Spirits are invisible until they manifest, at which point they try to possess a host. So they don't need to move next to a host - they simply appear next to the potential host, and then try to possess it on their initiative count. Note that the first round that a spirit manifests is typically a surprise round. The potential target could move away from the spirit, but only if they noticed the spirit before it manifested.

That said, a spirit's possession ability should probably be a standard action, to allow it more opportunities to possess a host.

That's right, but since the first round is a surprise round, the spirit just manifests and sits there doing nothing, waiting for a full-round action. If its victim passes the Perception check, she can just move away from it, no sweats. If she doesn't, she still has the chance of winning the initiative and moving away, and then it's over. In the best case, the spirit gets a single chance of possessing its victim.

So I agree that the possession attempt must be a standard action. It just solves the problem.

On the other side, I like the concept of spirits. It's a cool rule that gives the gamemaster not only to give the PCs a taste of something different, but also a way to motivate the group, such as Kuyasu's hunger for revenge against Munasukaru.


Fox1212 wrote:

A question about spirits:

Maybe I'm misunderstanding how spirits work, but it looks like they select one opponent according to whatever, then must be adjacent to him and spend a full-round action trying to posses him. Is that right?

So if the PCs figure this out, all they have to do is just keep more than 5 feet away from the spirit while they channel enough positive energy to blast it? I really don't see any way for the spirit to possess his selected victim if it's ten or more feet away, as it won't have a full-round action once it gets to its victim.
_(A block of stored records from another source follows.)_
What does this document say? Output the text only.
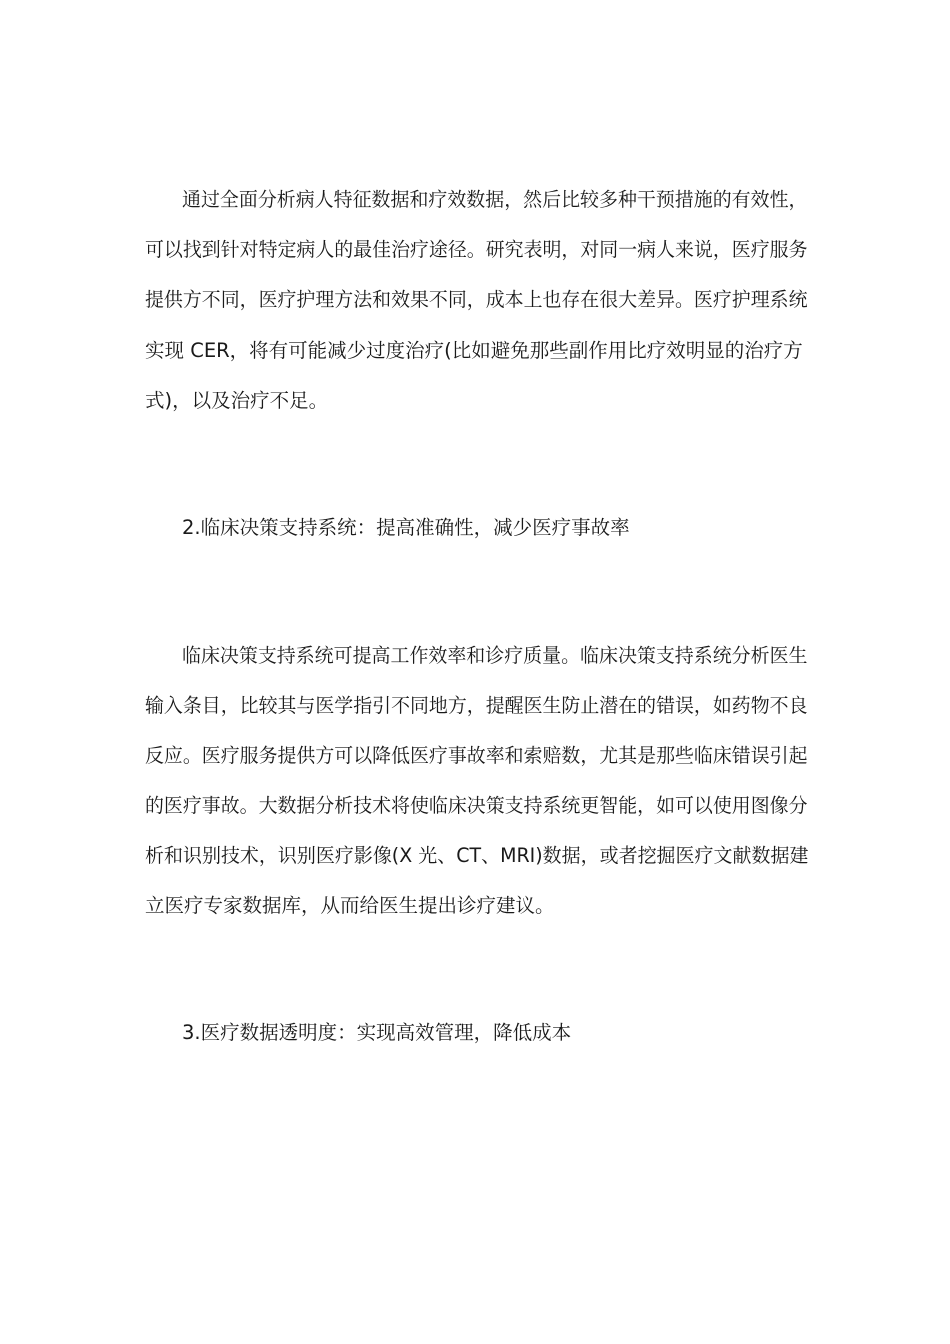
通过全面分析病人特征数据和疗效数据，然后比较多种干预措施的有效性，
可以找到针对特定病人的最佳治疗途径。研究表明，对同一病人来说，医疗服务
提供方不同，医疗护理方法和效果不同，成本上也存在很大差异。医疗护理系统
实现 CER，将有可能减少过度治疗(比如避免那些副作用比疗效明显的治疗方
式)，以及治疗不足。
2.临床决策支持系统：提高准确性，减少医疗事故率
临床决策支持系统可提高工作效率和诊疗质量。临床决策支持系统分析医生
输入条目，比较其与医学指引不同地方，提醒医生防止潜在的错误，如药物不良
反应。医疗服务提供方可以降低医疗事故率和索赔数，尤其是那些临床错误引起
的医疗事故。大数据分析技术将使临床决策支持系统更智能，如可以使用图像分
析和识别技术，识别医疗影像(X 光、CT、MRI)数据，或者挖掘医疗文献数据建
立医疗专家数据库，从而给医生提出诊疗建议。
3.医疗数据透明度：实现高效管理，降低成本
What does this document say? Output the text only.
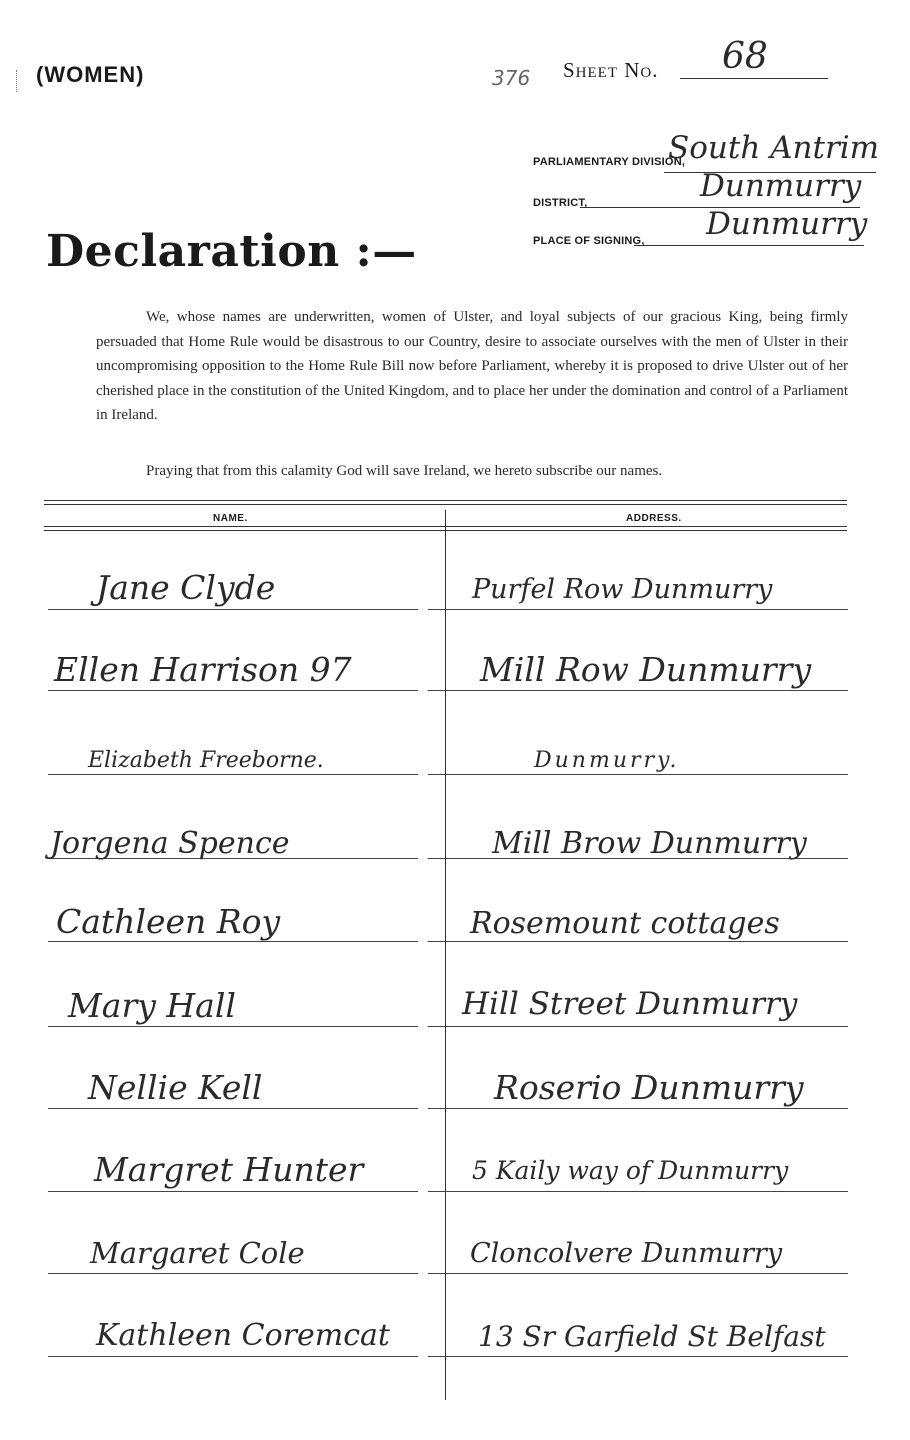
(WOMEN)	376 Sheet No. 68
PARLIAMENTARY DIVISION,
South Antrim
DISTRICT,	Dunmurry
PLACE OF SIGNING, Dunmurry
Declaration :—
We, whose names are underwritten, women of Ulster, and loyal subjects of our gracious King, being firmly persuaded that Home Rule would be disastrous to our Country, desire to associate ourselves with the men of Ulster in their uncompromising opposition to the Home Rule Bill now before Parliament, whereby it is proposed to drive Ulster out of her cherished place in the constitution of the United Kingdom, and to place her under the domination and control of a Parliament in Ireland.
Praying that from this calamity God will save Ireland, we hereto subscribe our names.
NAME.	ADDRESS.
Jane Clyde	Purfel Row Dunmurry
Ellen Harrison 97	Mill Row Dunmurry
Elizabeth Freeborne.	Dunmurry.
Jorgena Spence	Mill Brow Dunmurry
Cathleen Roy	Rosemount cottages
Mary Hall	Hill Street Dunmurry
Nellie Kell	Roserio Dunmurry
Margret Hunter	5 Kaily way of Dunmurry
Margaret Cole	Cloncolvere Dunmurry
Kathleen Coremcat	13 Sr Garfield St Belfast
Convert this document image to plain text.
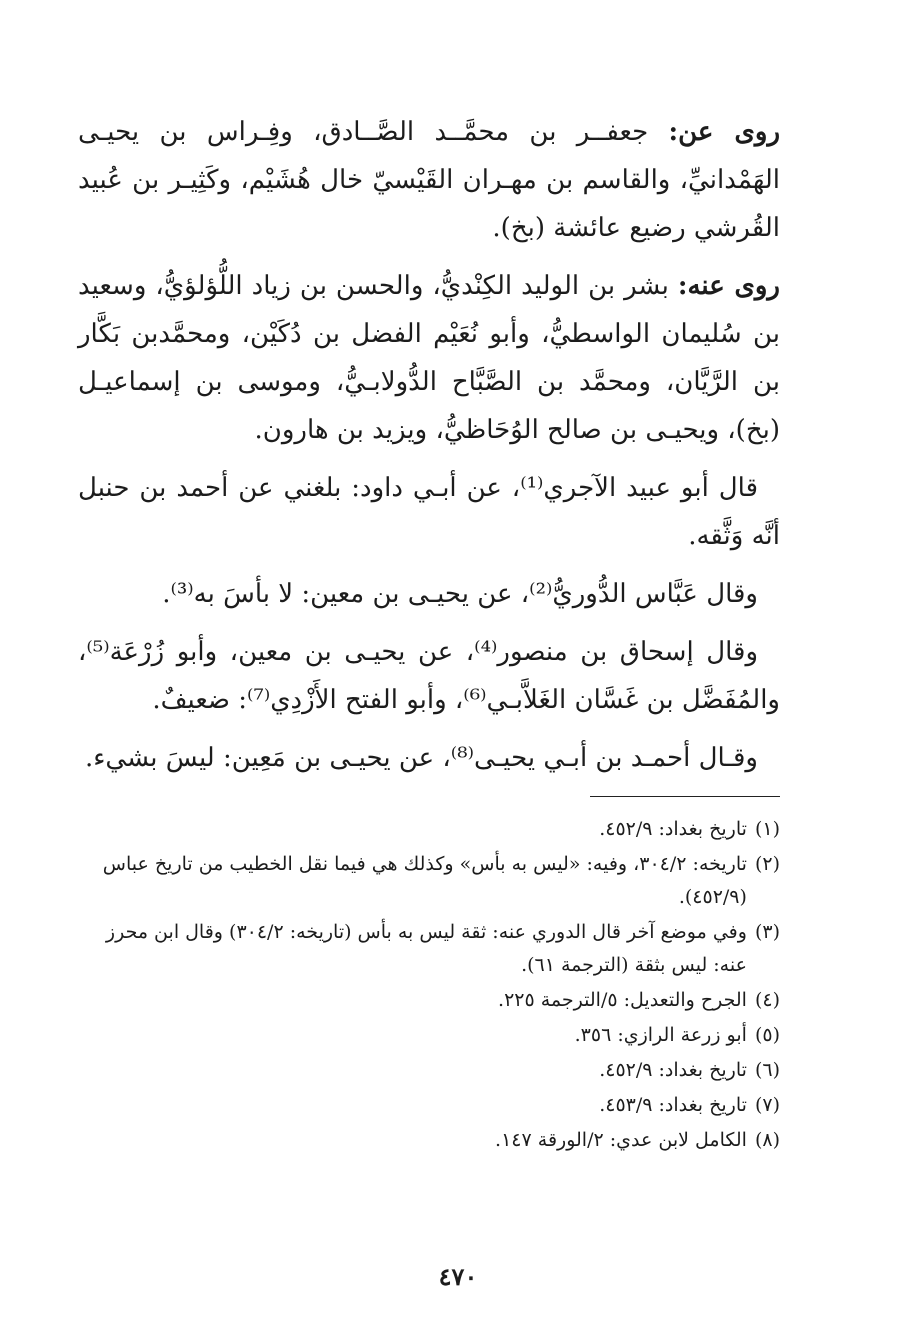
روى عن: جعفــر بن محمَّــد الصَّــادق، وفِـراس بن يحيـى الهَمْدانيِّ، والقاسم بن مهـران القَيْسيّ خال هُشَيْم، وكَثِيـر بن عُبيد القُرشي رضيع عائشة (بخ).

روى عنه: بشر بن الوليد الكِنْديُّ، والحسن بن زياد اللُّؤلؤيُّ، وسعيد بن سُليمان الواسطيُّ، وأبو نُعَيْم الفضل بن دُكَيْن، ومحمَّدبن بَكَّار بن الرَّيَّان، ومحمَّد بن الصَّبَّاح الدُّولابـيُّ، وموسى بن إسماعيـل (بخ)، ويحيـى بن صالح الوُحَاظيُّ، ويزيد بن هارون.

قال أبو عبيد الآجري⁽¹⁾، عن أبـي داود: بلغني عن أحمد بن حنبل أنَّه وَثَّقه.

وقال عَبَّاس الدُّوريُّ⁽²⁾، عن يحيـى بن معين: لا بأسَ به⁽³⁾.

وقال إسحاق بن منصور⁽⁴⁾، عن يحيـى بن معين، وأبو زُرْعَة⁽⁵⁾، والمُفَضَّل بن غَسَّان الغَلاَّبـي⁽⁶⁾، وأبو الفتح الأَزْدِي⁽⁷⁾: ضعيفٌ.

وقـال أحمـد بن أبـي يحيـى⁽⁸⁾، عن يحيـى بن مَعِين: ليسَ بشيء.

(١)
تاريخ بغداد: ٤٥٢/٩.
(٢)
تاريخه: ٣٠٤/٢، وفيه: «ليس به بأس» وكذلك هي فيما نقل الخطيب من تاريخ عباس (٤٥٢/٩).
(٣)
وفي موضع آخر قال الدوري عنه: ثقة ليس به بأس (تاريخه: ٣٠٤/٢) وقال ابن محرز عنه: ليس بثقة (الترجمة ٦١).
(٤)
الجرح والتعديل: ٥/الترجمة ٢٢٥.
(٥)
أبو زرعة الرازي: ٣٥٦.
(٦)
تاريخ بغداد: ٤٥٢/٩.
(٧)
تاريخ بغداد: ٤٥٣/٩.
(٨)
الكامل لابن عدي: ٢/الورقة ١٤٧.
٤٧٠
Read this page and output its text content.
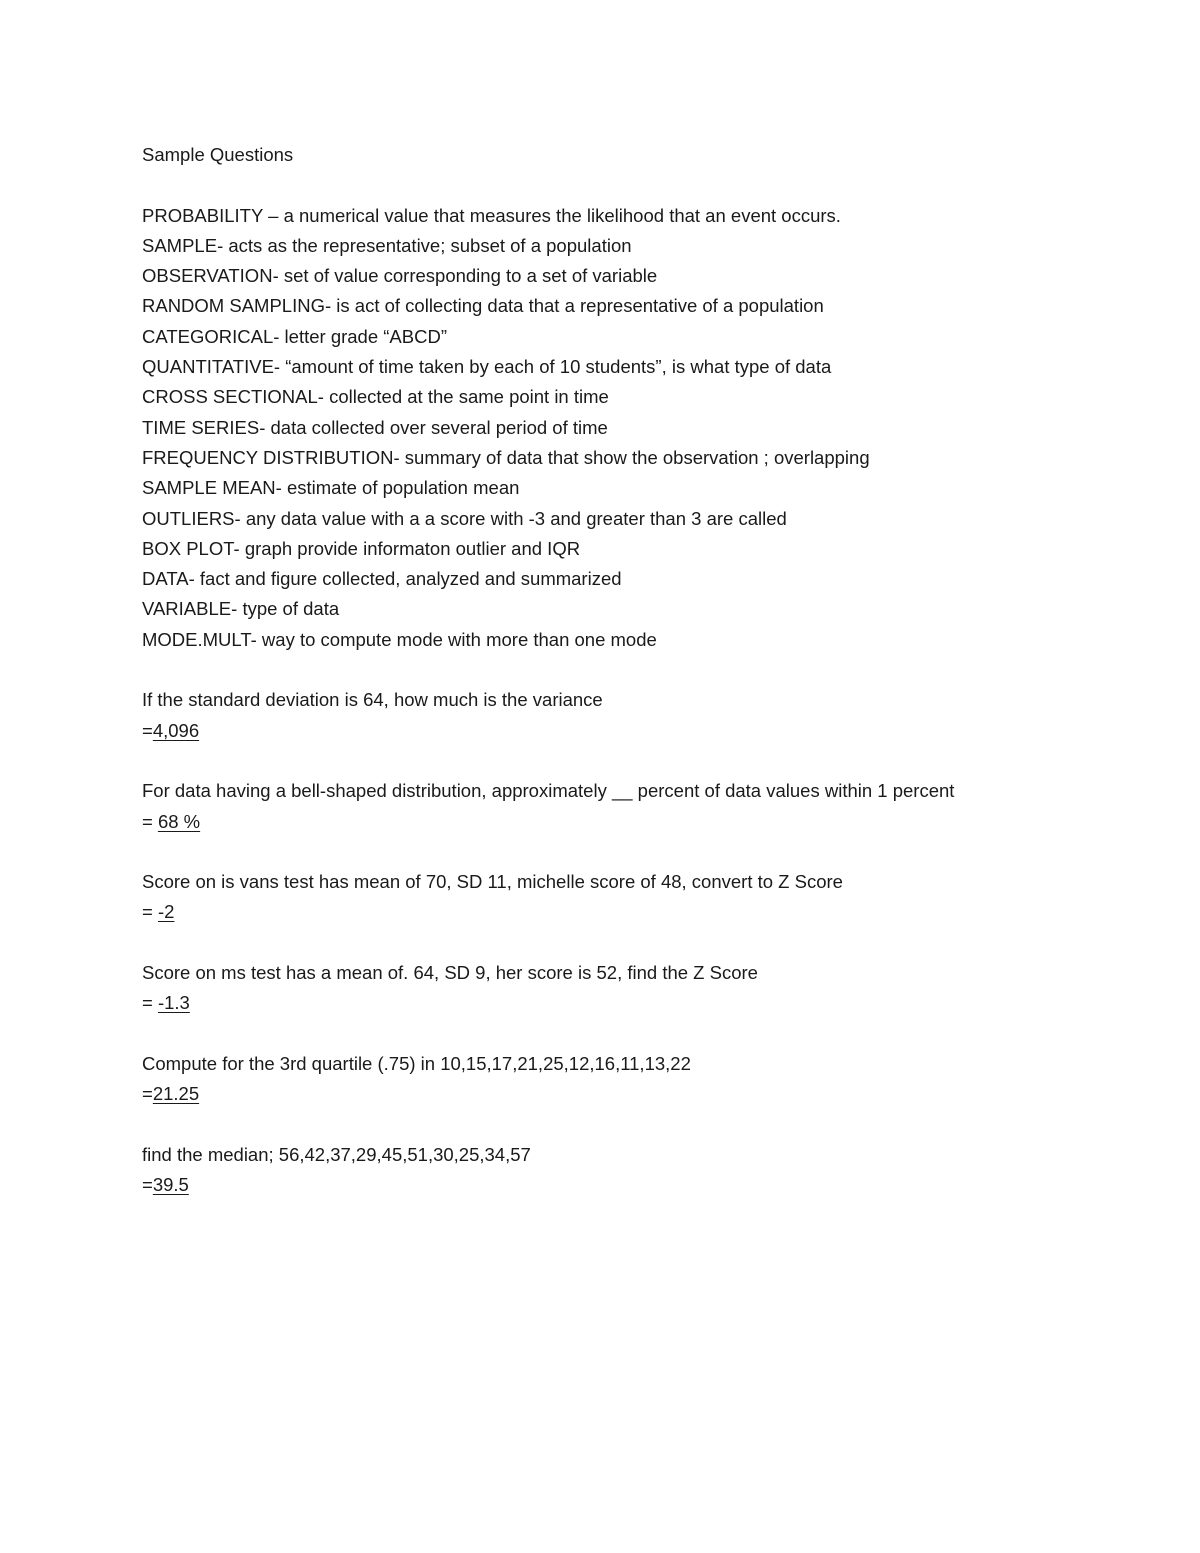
Sample Questions
PROBABILITY – a numerical value that measures the likelihood that an event occurs.
SAMPLE- acts as the representative; subset of a population
OBSERVATION- set of value corresponding to a set of variable
RANDOM SAMPLING- is act of collecting data that a representative of a population
CATEGORICAL- letter grade “ABCD”
QUANTITATIVE- “amount of time taken by each of 10 students”, is what type of data
CROSS SECTIONAL- collected at the same point in time
TIME SERIES- data collected over several period of time
FREQUENCY DISTRIBUTION- summary of data that show the observation ; overlapping
SAMPLE MEAN- estimate of population mean
OUTLIERS- any data value with a a score with -3 and greater than 3 are called
BOX PLOT- graph provide informaton outlier and IQR
DATA- fact and figure collected, analyzed and summarized
VARIABLE- type of data
MODE.MULT- way to compute mode with more than one mode
If the standard deviation is 64, how much is the variance
=4,096
For data having a bell-shaped distribution, approximately __ percent of data values within 1 percent
= 68 %
Score on is vans test has mean of 70, SD 11, michelle score of 48, convert to Z Score
= -2
Score on ms test has a mean of. 64, SD 9, her score is 52, find the Z Score
= -1.3
Compute for the 3rd quartile (.75) in 10,15,17,21,25,12,16,11,13,22
=21.25
find the median; 56,42,37,29,45,51,30,25,34,57
=39.5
Hmmm, no answer from the developers?


A question about spirits:

Maybe I'm misunderstanding how spirits work, but it looks like they select one opponent according to whatever, then must be adjacent to him and spend a full-round action trying to posses him. Is that right?

So if the PCs figure this out, all they have to do is just keep more than 5 feet away from the spirit while they channel enough positive energy to blast it? I really don't see any way for the spirit to possess his selected victim if it's ten or more feet away, as it won't have a full-round action once it gets to its victim.


Beckett wrote:
What is all this Who-Ha about poles and axis tilts? Everyone knows that Big Daddy Rov. chases that Sun Tyrrant Sarenrae across the sky every day . . . The Planet is flat, so it takes them a minute to get back on the other side, and when she flashes her goodies at us on the way around, we get light. . .

Hear, hear!!!


I concur with most of what has been said so far. Great ideas and a very good AP. I also like, as always, the fact that you try new rules that make Pathfinder more interesting.

Just a but: I would really like some playtesting and official correction of the caravan rules. I know you don't have all the time you'd like to do it, but bad rules are worst that no rules at all.


Chernobyl wrote:
LeadPal wrote:
Chernobyl wrote:


You seem to be contradicitng yourself. If the trait intensifies the relationship, wouldn't it be more negative? from a -2 to a -6?
No, because higher scores are better, even if you're enemies. Negative scores are worthless.

I understood that negative scores were for the enemy track...?

The part you are missing is that it's not a friend or enemy decision, but a friendly / competitive one.

It's not that if your relationship score is negative you have an enemy, but that your relationship is weak (nonexistant, in fact). So, a score of 5 in a competitive relationship means you merely check what the other one is doing while a score of 30+ means you are obsessed with your rival.

So the score measures the intensity of the relationship in an absolute value, not its type.